Desde aquel día, yo me dediqué a mis faenas escolares con cierto ímpetu –como el que se aplica al principio de cualquier actividad nueva que se haya decidido emprender–. Mi compañero me era ciertamente indiferente. Así pasaron unos días –quizá transcurrió un mes–, hasta que todo cambió; en un día como cualquier otro, mi vida dio un giro abrupto y nunca más volvió a ser la misma.
Fue en la cafetería de la escuela, donde otro estudiante que nunca había visto, se sentó en mi mesa y me empezó a hablar haciéndome las preguntas que se dicen sólo por hacer plática. Me pregunto de dónde soy, le respondí y le hice la misma pregunta. Preguntó dónde estaba viviendo, le dije que en el edificio Santo Domingo.
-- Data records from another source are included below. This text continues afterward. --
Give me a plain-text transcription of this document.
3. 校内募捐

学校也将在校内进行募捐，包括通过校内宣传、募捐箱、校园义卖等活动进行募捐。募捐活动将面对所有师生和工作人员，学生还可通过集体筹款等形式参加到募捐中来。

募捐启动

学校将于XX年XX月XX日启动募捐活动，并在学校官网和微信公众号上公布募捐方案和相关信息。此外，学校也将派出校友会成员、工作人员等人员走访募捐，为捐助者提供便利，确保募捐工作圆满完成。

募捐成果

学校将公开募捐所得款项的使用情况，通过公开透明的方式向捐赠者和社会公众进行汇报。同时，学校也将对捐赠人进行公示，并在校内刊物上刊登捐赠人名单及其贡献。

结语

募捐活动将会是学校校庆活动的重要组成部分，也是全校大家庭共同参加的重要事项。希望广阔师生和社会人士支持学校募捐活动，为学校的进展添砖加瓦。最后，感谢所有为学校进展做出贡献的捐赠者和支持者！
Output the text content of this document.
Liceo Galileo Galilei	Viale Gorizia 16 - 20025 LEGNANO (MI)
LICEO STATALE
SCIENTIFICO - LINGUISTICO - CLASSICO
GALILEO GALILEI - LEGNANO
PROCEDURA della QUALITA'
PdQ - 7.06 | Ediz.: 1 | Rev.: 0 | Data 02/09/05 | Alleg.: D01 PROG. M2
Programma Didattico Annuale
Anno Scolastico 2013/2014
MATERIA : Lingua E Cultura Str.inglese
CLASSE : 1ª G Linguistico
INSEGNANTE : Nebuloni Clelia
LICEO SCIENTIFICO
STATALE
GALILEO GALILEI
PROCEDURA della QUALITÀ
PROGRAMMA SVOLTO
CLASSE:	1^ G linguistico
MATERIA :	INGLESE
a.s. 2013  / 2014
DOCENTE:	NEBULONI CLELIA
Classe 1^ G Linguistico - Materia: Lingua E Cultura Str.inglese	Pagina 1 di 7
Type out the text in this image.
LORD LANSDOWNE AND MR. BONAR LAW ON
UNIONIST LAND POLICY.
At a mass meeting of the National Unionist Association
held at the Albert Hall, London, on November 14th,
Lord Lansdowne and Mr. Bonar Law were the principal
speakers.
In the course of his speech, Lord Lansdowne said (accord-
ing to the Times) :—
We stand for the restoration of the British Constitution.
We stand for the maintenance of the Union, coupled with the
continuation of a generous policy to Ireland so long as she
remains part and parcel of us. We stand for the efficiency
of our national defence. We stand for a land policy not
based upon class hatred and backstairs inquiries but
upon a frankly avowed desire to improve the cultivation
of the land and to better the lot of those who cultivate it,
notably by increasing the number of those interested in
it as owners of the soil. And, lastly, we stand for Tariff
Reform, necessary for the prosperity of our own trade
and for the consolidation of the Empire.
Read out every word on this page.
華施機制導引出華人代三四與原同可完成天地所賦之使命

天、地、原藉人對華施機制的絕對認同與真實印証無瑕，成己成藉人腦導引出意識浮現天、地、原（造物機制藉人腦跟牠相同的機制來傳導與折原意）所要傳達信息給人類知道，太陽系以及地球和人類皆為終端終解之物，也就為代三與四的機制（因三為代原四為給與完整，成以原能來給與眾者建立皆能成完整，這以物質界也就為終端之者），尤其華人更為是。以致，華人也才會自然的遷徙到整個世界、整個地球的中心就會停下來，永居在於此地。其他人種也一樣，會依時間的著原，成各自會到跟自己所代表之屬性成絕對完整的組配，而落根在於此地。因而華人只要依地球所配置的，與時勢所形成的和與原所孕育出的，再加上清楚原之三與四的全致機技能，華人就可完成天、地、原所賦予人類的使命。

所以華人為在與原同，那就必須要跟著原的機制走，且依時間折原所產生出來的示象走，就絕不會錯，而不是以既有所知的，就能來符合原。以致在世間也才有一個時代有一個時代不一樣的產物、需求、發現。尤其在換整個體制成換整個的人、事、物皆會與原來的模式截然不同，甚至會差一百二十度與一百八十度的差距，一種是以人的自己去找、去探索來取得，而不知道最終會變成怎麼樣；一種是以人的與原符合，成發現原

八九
–¡En serio!, Entonces debes de conocer a Cesar.
–¿Quién Cesar?, Yo no conozco a ninguna persona con ese nombre –le dije un tanto consternado–.
–Bueno, en realidad no se llama así –rectificó con un aire despreocupado–, la verdad es que no sé como se llama, pero una vez nos dijo a todos los de la clase, que quería que nos refiriéramos a él con ese nombre. No sé por qué.
Después de unos minutos de charla, caí en la cuenta de que se refería a mi compañero de cuarto. Le pregunté qué tenía de especial esa persona a lo que contestó que era un tipo muy extraño; que sus rarezas comenzaron a hacerse evidentes desde el primer día de clases.
–¿Lo conoces?–me preguntó ahora un poco insistente–.
No sabía que hacer, no le quería decir que en realidad se trataba de mi compañero de cuarto, pero yo deseaba saber más acerca de él, o más bien, de las cosas raras que habían notado los demás estudiantes.